1- 7 Ekim tarihleri arasında gerçekleşen Emzirme Haftası etkinlikleri çeşitli kurumlar tarafından desteklendi. Düzenlenen bu haftadan yola çıkarak çalışan annelerin iş yaşamı ve iş kanunu açısından durumunu incelemek istiyoruz.
Ülkemizde sağlık bakanlığı da bebeklerin beslenmesi ile ilgili olarak “ilk altı ay sadece anne sütü” yaklaşımını benimsiyor.

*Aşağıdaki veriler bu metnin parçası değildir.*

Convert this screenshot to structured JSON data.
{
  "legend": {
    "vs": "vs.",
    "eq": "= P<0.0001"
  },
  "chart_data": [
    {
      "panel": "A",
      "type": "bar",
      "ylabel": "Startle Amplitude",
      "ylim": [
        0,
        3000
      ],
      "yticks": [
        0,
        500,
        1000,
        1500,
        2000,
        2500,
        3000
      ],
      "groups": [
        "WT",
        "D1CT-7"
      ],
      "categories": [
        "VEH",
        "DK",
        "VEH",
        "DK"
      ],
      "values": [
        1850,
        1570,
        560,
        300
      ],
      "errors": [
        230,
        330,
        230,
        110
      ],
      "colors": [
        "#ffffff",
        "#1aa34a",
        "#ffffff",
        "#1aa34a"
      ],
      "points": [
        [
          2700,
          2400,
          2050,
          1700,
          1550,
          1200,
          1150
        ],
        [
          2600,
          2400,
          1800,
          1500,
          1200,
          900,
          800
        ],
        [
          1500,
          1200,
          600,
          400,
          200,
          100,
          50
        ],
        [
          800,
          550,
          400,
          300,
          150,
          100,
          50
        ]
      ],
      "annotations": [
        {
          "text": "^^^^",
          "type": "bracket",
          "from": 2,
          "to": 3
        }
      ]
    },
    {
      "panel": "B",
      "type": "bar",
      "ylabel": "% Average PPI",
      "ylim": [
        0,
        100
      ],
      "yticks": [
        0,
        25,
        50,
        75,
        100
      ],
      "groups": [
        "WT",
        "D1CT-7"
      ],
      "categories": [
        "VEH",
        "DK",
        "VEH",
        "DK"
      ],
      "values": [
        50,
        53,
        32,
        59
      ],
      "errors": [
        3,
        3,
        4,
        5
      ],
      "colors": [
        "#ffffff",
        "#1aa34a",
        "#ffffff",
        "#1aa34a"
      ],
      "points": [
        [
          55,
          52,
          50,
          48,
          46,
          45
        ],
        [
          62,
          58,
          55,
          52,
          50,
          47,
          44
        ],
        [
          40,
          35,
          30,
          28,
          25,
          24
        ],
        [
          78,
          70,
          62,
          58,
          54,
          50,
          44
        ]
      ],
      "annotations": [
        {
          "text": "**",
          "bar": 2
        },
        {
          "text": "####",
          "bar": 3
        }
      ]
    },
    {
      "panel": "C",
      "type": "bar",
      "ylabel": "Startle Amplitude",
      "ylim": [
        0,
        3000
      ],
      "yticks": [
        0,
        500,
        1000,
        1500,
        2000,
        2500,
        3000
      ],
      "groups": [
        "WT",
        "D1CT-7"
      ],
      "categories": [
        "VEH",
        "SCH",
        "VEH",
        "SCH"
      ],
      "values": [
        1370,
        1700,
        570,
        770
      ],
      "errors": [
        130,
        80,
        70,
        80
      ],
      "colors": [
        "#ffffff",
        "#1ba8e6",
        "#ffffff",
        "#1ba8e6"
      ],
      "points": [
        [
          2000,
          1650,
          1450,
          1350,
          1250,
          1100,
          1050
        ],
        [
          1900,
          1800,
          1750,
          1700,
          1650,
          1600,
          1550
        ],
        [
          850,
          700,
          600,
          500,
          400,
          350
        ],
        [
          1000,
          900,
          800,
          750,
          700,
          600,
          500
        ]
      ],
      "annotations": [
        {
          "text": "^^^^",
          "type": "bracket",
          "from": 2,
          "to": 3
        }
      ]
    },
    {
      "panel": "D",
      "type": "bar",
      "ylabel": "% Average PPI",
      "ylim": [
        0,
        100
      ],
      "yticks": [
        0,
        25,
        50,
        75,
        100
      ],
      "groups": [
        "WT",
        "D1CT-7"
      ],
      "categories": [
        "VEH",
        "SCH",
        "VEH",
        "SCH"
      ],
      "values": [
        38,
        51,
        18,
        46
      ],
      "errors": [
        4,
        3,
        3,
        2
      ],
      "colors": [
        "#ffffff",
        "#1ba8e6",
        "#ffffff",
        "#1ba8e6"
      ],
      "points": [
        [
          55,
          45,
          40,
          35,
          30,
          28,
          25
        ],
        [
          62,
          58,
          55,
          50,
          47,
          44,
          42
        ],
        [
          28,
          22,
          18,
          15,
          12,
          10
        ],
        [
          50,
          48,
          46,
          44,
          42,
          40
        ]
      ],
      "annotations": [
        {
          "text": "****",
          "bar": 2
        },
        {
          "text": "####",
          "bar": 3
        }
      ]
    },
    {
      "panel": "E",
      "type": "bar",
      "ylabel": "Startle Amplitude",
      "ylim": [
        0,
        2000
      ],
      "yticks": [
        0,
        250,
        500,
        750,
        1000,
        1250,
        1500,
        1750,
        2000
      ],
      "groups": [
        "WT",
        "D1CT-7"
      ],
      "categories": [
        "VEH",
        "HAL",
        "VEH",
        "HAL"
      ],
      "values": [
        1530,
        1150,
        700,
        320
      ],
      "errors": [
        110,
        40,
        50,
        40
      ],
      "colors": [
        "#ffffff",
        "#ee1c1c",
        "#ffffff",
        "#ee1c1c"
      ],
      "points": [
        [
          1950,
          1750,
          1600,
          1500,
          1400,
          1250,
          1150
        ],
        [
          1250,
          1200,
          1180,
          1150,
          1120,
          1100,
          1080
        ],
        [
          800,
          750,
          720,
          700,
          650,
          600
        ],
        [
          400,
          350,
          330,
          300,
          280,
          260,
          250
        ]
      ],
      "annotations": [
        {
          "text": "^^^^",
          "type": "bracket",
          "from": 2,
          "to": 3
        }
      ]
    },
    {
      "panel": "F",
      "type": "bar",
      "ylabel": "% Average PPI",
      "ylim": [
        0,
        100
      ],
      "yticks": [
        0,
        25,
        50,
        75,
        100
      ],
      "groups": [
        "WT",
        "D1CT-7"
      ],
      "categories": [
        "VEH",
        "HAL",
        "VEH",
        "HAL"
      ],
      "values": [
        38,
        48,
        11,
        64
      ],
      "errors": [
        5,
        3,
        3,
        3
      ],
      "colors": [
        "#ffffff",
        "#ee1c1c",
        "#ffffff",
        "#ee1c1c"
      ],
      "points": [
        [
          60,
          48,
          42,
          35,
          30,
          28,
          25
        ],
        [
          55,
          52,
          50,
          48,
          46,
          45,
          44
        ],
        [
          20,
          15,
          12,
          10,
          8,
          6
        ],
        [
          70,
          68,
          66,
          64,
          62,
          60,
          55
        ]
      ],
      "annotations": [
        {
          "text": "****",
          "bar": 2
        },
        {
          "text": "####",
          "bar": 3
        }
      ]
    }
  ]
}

Çünkü anne sütü en kolay, zahmetsiz ve ekonomik bebek besinidir.
Ancak iş kanununun annelere sağladığı ücretsiz altı aylık iznin, şirketlerde pratikte uygulanması mümkün olmadığından, anneler tavsiye edilen altı aylık emzirme süresi tamamlanmadan işe geri dönmek zorunda kalıyorlar.
İş kanununa kısaca bir göz atacak olursak; kadın çalışanların doğumdan önce sekiz ve doğumdan sonra sekiz hafta olmak üzere toplam on altı haftalık süre için çalıştırılmamaları esastır. Çoğul gebelikte bu süreye iki hafta eklenir. Sağlık durumu uygun olan kadın çalışan, doktor onayıyla isterse doğumdan önceki üç haftaya kadar çalışabilir. Bu durumda, çalıştığı süre doğum sonrasına eklenir. Bu süreler doktor raporuyla işçinin sağlık durumuna ve işin özelliğine göre doğumdan önce ve sonra gerekirse artırılabilir. Bu halde çalışanın ücretinde bir indirim yapılmaz.
İstek halinde on altı hafta bittikten sonra altı aya kadar ücretsiz izin verilir. Bu, yıllık ücretli izinden düşülmez. Ayrıca bir yaşından küçük çocukları emzirmek için kadınlara günde toplam bir buçuk saat süt izni verilir. Bu sürenin hangi saatler arasında ve kaça bölünerek kullanılacağına çalışan kendisi belirler. (iş kanunu 4857/ madde 74’)
Teoride en fazla toplam izin süresi on ay olarak verilmekle birlikte, çalışan annelerden gelen yorumlara göre bu pratikte uygulanamamakta. Bu durum, Türkiye’de geçici istihdam kültürünün olmaması ve bazı durumlarda annelik izni alacak kişinin yerinin yeterli nitelikte personel ile telafi edilememesinden kaynaklanıyor. Buna ek olarak anne adayları da kanuni haklarını yeterince bilmiyorlar.
Dolayısıyla çoğu anne pratikte en fazla dört ay ücretli doğum izni yapabiliyorlar. İzin süresi dolan ve yukarıdaki adı geçen sebeplerle bebeğini erken bırakmak zorunda kalan annelerin hayatında sıkıntılı yeni bir dönem başlıyor;
• İşyerleri çoğunlukla, anneanne, babaanne veya bakıcı gibi imkânları olmayan annelere için işe dönebilmelerine yardımcı olacak çocuk bakım yardımı veya kreş gibi imkânlar sağlayamıyor. Bu, şirketlerin boyutu ve durumuna göre iş kanunun öngördüğü konularda pratikte uygulama kısıtı olmasından kaynaklanabilmektedir.
• Altı aydan önce işe dönmek zorunda kalan anneler, çalıştıkları yerlerde süt sağmak ve sağdıkları sütleri uygun bir ortamda saklayabilmek için mekân bulamıyorlar.
• Buna ek olarak mobbing, negatif ayrımcılık, geç mesai ve gece vardiyaları gibi istenmeyen durumlar oluşabiliyor.
Elbette durumları itibariyle bu gibi imkânları sağlayan ve anneleri mağdur etmeyen şirketler de bulunmaktadır.
KADINLARIN İŞGÜCÜNE KATILIMLARI KISITLI
Bunun dışında, durumlarından dolayı hem eğitime hem de iş gücüne erişimi kısıtlı olan grup içerisinde hanımlar da bulunmakta. Üstelik bu oran Avrupa Birliği ile karşılaştırıldığında oldukça yüksek.
Kısıtlı olan kadın istihdamını artırmaya yönelik olarak teşvik edici uygulamalar hayat geçirilmeli.